A crucial question remains: Can regular exercise offset the negative effects of prolonged sitting or lounging around? Many of us – whether radiologists, office workers, or programmers – spend most of our day seated. We might wonder if our dedicated exercise time (like a daily 30-45 minute walk or alternating between running and strength training) can counteract long periods of inactivity. Put simply: Is it enough to be physically active, or do we need to both exercise regularly AND minimize our sedentary time?

A recent JACC study [1] has tried to answer this tough question. Ezimamaka Ajufo and colleagues looked at 89,530 UK Biobank people who wore accelerometers for 1 week to assess SB and PA levels.

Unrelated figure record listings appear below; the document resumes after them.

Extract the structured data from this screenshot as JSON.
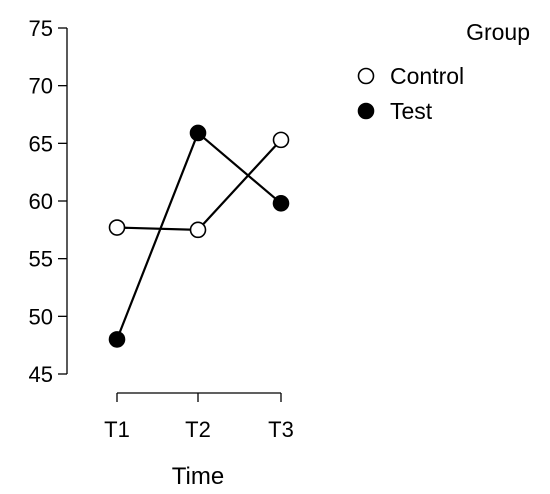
{
  "chart_data": {
    "type": "line",
    "xlabel": "Time",
    "ylabel": "",
    "categories": [
      "T1",
      "T2",
      "T3"
    ],
    "ylim": [
      45,
      75
    ],
    "yticks": [
      45,
      50,
      55,
      60,
      65,
      70,
      75
    ],
    "grid": false,
    "legend": {
      "title": "Group",
      "placement": "top-right"
    },
    "series": [
      {
        "name": "Control",
        "values": [
          57.7,
          57.5,
          65.3
        ],
        "marker": "open-circle",
        "color": "#000000"
      },
      {
        "name": "Test",
        "values": [
          48.0,
          65.9,
          59.8
        ],
        "marker": "filled-circle",
        "color": "#000000"
      }
    ]
  }
}
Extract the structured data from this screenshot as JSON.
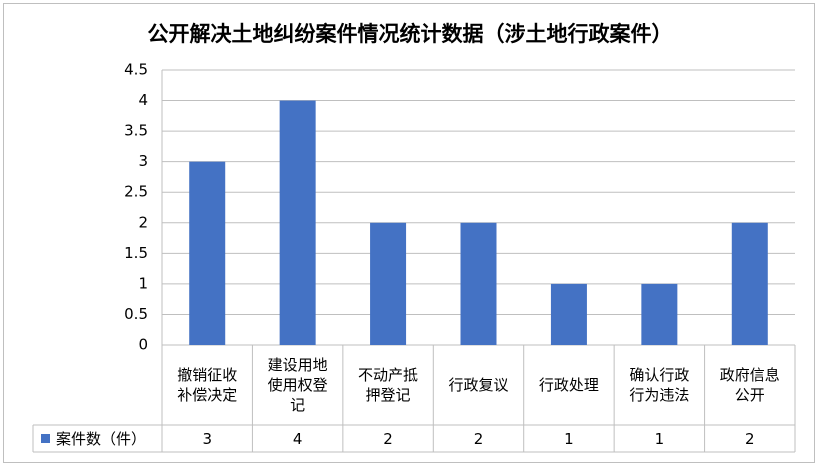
{
  "chart_data": {
    "type": "bar",
    "title": "公开解决土地纠纷案件情况统计数据（涉土地行政案件）",
    "categories": [
      "撤销征收补偿决定",
      "建设用地使用权登记",
      "不动产抵押登记",
      "行政复议",
      "行政处理",
      "确认行政行为违法",
      "政府信息公开"
    ],
    "series": [
      {
        "name": "案件数（件）",
        "color": "#4472c4",
        "values": [
          3,
          4,
          2,
          2,
          1,
          1,
          2
        ]
      }
    ],
    "ylim": [
      0,
      4.5
    ],
    "yticks": [
      0,
      0.5,
      1,
      1.5,
      2,
      2.5,
      3,
      3.5,
      4,
      4.5
    ],
    "grid": true,
    "data_table": true
  }
}
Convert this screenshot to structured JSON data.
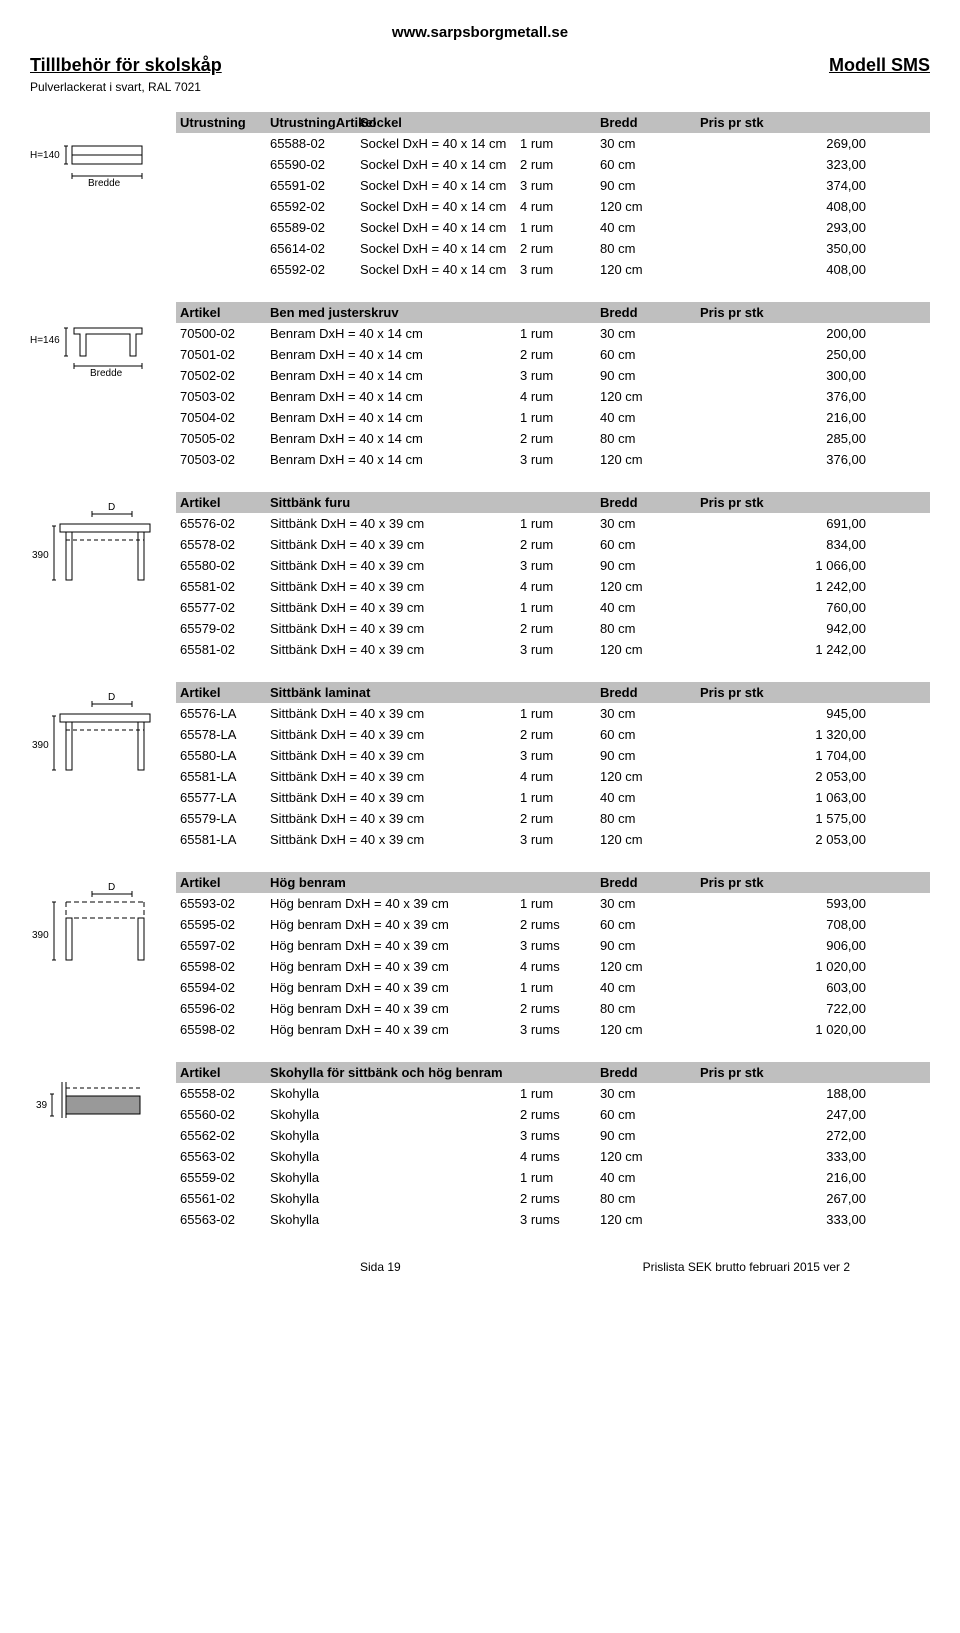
{
  "header_url": "www.sarpsborgmetall.se",
  "page_title": "Tilllbehör för skolskåp",
  "page_model": "Modell SMS",
  "subtitle": "Pulverlackerat i svart, RAL 7021",
  "col_labels": {
    "artikel": "Artikel",
    "bredd": "Bredd",
    "pris": "Pris pr stk"
  },
  "footer": {
    "page": "Sida 19",
    "version": "Prislista SEK brutto februari 2015 ver 2"
  },
  "sections": [
    {
      "name": "Sockel",
      "head2": "Sockel",
      "diagram": "sockel",
      "utrustning": true,
      "rows": [
        [
          "65588-02",
          "Sockel DxH = 40 x 14 cm",
          "1 rum",
          "30 cm",
          "269,00"
        ],
        [
          "65590-02",
          "Sockel DxH = 40 x 14 cm",
          "2 rum",
          "60 cm",
          "323,00"
        ],
        [
          "65591-02",
          "Sockel DxH = 40 x 14 cm",
          "3 rum",
          "90 cm",
          "374,00"
        ],
        [
          "65592-02",
          "Sockel DxH = 40 x 14 cm",
          "4 rum",
          "120 cm",
          "408,00"
        ],
        [
          "65589-02",
          "Sockel DxH = 40 x 14 cm",
          "1 rum",
          "40 cm",
          "293,00"
        ],
        [
          "65614-02",
          "Sockel DxH = 40 x 14 cm",
          "2 rum",
          "80 cm",
          "350,00"
        ],
        [
          "65592-02",
          "Sockel DxH = 40 x 14 cm",
          "3 rum",
          "120 cm",
          "408,00"
        ]
      ]
    },
    {
      "name": "Ben med justerskruv",
      "head2": "Ben med justerskruv",
      "diagram": "benram",
      "rows": [
        [
          "70500-02",
          "Benram DxH = 40 x 14 cm",
          "1 rum",
          "30 cm",
          "200,00"
        ],
        [
          "70501-02",
          "Benram DxH = 40 x 14 cm",
          "2 rum",
          "60 cm",
          "250,00"
        ],
        [
          "70502-02",
          "Benram DxH = 40 x 14 cm",
          "3 rum",
          "90 cm",
          "300,00"
        ],
        [
          "70503-02",
          "Benram DxH = 40 x 14 cm",
          "4 rum",
          "120 cm",
          "376,00"
        ],
        [
          "70504-02",
          "Benram DxH = 40 x 14 cm",
          "1 rum",
          "40 cm",
          "216,00"
        ],
        [
          "70505-02",
          "Benram DxH = 40 x 14 cm",
          "2 rum",
          "80 cm",
          "285,00"
        ],
        [
          "70503-02",
          "Benram DxH = 40 x 14 cm",
          "3 rum",
          "120 cm",
          "376,00"
        ]
      ]
    },
    {
      "name": "Sittbänk furu",
      "head2": "Sittbänk furu",
      "diagram": "sittbank",
      "rows": [
        [
          "65576-02",
          "Sittbänk DxH = 40 x 39 cm",
          "1 rum",
          "30 cm",
          "691,00"
        ],
        [
          "65578-02",
          "Sittbänk DxH = 40 x 39 cm",
          "2 rum",
          "60 cm",
          "834,00"
        ],
        [
          "65580-02",
          "Sittbänk DxH = 40 x 39 cm",
          "3 rum",
          "90 cm",
          "1 066,00"
        ],
        [
          "65581-02",
          "Sittbänk DxH = 40 x 39 cm",
          "4 rum",
          "120 cm",
          "1 242,00"
        ],
        [
          "65577-02",
          "Sittbänk DxH = 40 x 39 cm",
          "1 rum",
          "40 cm",
          "760,00"
        ],
        [
          "65579-02",
          "Sittbänk DxH = 40 x 39 cm",
          "2 rum",
          "80 cm",
          "942,00"
        ],
        [
          "65581-02",
          "Sittbänk DxH = 40 x 39 cm",
          "3 rum",
          "120 cm",
          "1 242,00"
        ]
      ]
    },
    {
      "name": "Sittbänk laminat",
      "head2": "Sittbänk laminat",
      "diagram": "sittbank",
      "rows": [
        [
          "65576-LA",
          "Sittbänk DxH = 40 x 39 cm",
          "1 rum",
          "30 cm",
          "945,00"
        ],
        [
          "65578-LA",
          "Sittbänk DxH = 40 x 39 cm",
          "2 rum",
          "60 cm",
          "1 320,00"
        ],
        [
          "65580-LA",
          "Sittbänk DxH = 40 x 39 cm",
          "3 rum",
          "90 cm",
          "1 704,00"
        ],
        [
          "65581-LA",
          "Sittbänk DxH = 40 x 39 cm",
          "4 rum",
          "120 cm",
          "2 053,00"
        ],
        [
          "65577-LA",
          "Sittbänk DxH = 40 x 39 cm",
          "1 rum",
          "40 cm",
          "1 063,00"
        ],
        [
          "65579-LA",
          "Sittbänk DxH = 40 x 39 cm",
          "2 rum",
          "80 cm",
          "1 575,00"
        ],
        [
          "65581-LA",
          "Sittbänk DxH = 40 x 39 cm",
          "3 rum",
          "120 cm",
          "2 053,00"
        ]
      ]
    },
    {
      "name": "Hög benram",
      "head2": "Hög benram",
      "diagram": "hogbenram",
      "rows": [
        [
          "65593-02",
          "Hög benram DxH = 40 x 39 cm",
          "1 rum",
          "30 cm",
          "593,00"
        ],
        [
          "65595-02",
          "Hög benram DxH = 40 x 39 cm",
          "2 rums",
          "60 cm",
          "708,00"
        ],
        [
          "65597-02",
          "Hög benram DxH = 40 x 39 cm",
          "3 rums",
          "90 cm",
          "906,00"
        ],
        [
          "65598-02",
          "Hög benram DxH = 40 x 39 cm",
          "4 rums",
          "120 cm",
          "1 020,00"
        ],
        [
          "65594-02",
          "Hög benram DxH = 40 x 39 cm",
          "1 rum",
          "40 cm",
          "603,00"
        ],
        [
          "65596-02",
          "Hög benram DxH = 40 x 39 cm",
          "2 rums",
          "80 cm",
          "722,00"
        ],
        [
          "65598-02",
          "Hög benram DxH = 40 x 39 cm",
          "3 rums",
          "120 cm",
          "1 020,00"
        ]
      ]
    },
    {
      "name": "Skohylla för sittbänk och hög benram",
      "head2": "Skohylla för sittbänk och hög benram",
      "diagram": "skohylla",
      "rows": [
        [
          "65558-02",
          "Skohylla",
          "1 rum",
          "30 cm",
          "188,00"
        ],
        [
          "65560-02",
          "Skohylla",
          "2 rums",
          "60 cm",
          "247,00"
        ],
        [
          "65562-02",
          "Skohylla",
          "3 rums",
          "90 cm",
          "272,00"
        ],
        [
          "65563-02",
          "Skohylla",
          "4 rums",
          "120 cm",
          "333,00"
        ],
        [
          "65559-02",
          "Skohylla",
          "1 rum",
          "40 cm",
          "216,00"
        ],
        [
          "65561-02",
          "Skohylla",
          "2 rums",
          "80 cm",
          "267,00"
        ],
        [
          "65563-02",
          "Skohylla",
          "3 rums",
          "120 cm",
          "333,00"
        ]
      ]
    }
  ],
  "diagram_labels": {
    "sockel_h": "H=140",
    "bredde": "Bredde",
    "benram_h": "H=146",
    "sittbank_h": "390",
    "hogbenram_h": "390",
    "skohylla_h": "39",
    "D": "D"
  }
}
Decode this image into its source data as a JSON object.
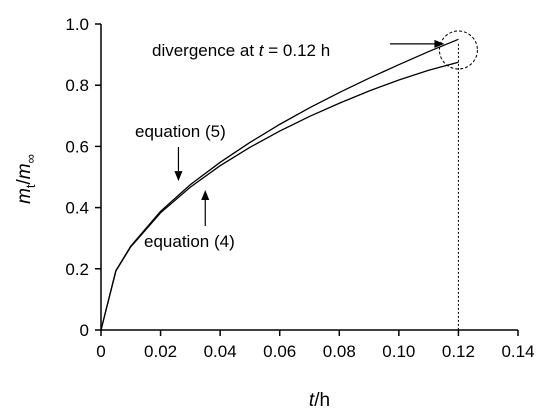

The study's findings were striking. The researchers identified a critical threshold of 10.6 hours of daily sedentary time for cardiovascular mortality. Combined with the standard recommendation of 150 minutes per week of moderate-to-vigorous physical activity (MVPA), they found:

  • People who were both inactive AND highly sedentary faced the highest mortality risk (solid blue arrow), compared to those who were both active AND less sedentary (dashed green line).
  • Those active but highly sedentary (>10.6 hours/day) (dashed blue line) had elevated risk between the inactive/sedentary and active/not sedentary groups.

This reveals a crucial insight: regular exercise, while vital, cannot fully counteract the negative effects of prolonged sitting and lounging.

Let's break this down into practical terms. In a typical day:

  • 7 hours of sleep
  • 1 hour of dedicated exercise
  • 8 hours at a desk job
  • 1-hour commute
  • Several hours of relaxation

Even with a solid exercise routine, most of us exceed the 10.6-hour threshold of sedentary time. The solution isn't to abandon our desk jobs or evening relaxation, but to find ways to incorporate more movement throughout the day.

A standing table helps cut out the sedentariness of sitting all the time. If you raise your table on and off and stand to work, that helps. Other strategies include walking around the house or office a little more, or getting up to stretch now and then and perhaps doing a couple of squats. The key is to break up long periods of sitting with brief moments of movement. However done, it is a good idea to be conscious of the fact that you should not be sedentary for more than 10 hours a day.

What does this mean for you and I? While physical activity remains the cornerstone of our atmasvasth quest to live long, healthy, it's only part of the equation. We need a two-pronged approach:

  1. Maintain regular physical activity through structured exercise.
  2. Actively reduce sedentary time throughout the day.

This might require a shift in how we think about movement. We need to see movement as an integral part of our entire day, rather than viewing it as just our daily workout. While other health factors matter...not smoking, staying vaccinated, managing high blood pressure and high blood sugar...how we move (or don't) has emerged as a fundamental determinant of our health.

The takeaway? Don't just exercise...move more, sit less, and break up those inevitable periods of sitting with small bursts of activity. 


Footnotes:

  1. Ajufo E, Kany S, Rämö JT, Churchill TW, Guseh JS, Aragam KG, Ellinor PT, Khurshid S. Accelerometer-Measured Sedentary Behavior and Risk of Future Cardiovascular Disease. J Am Coll Cardiol. 2025 Feb 11;85(5):473-486. doi: 10.1016/j.jacc.2024.10.065.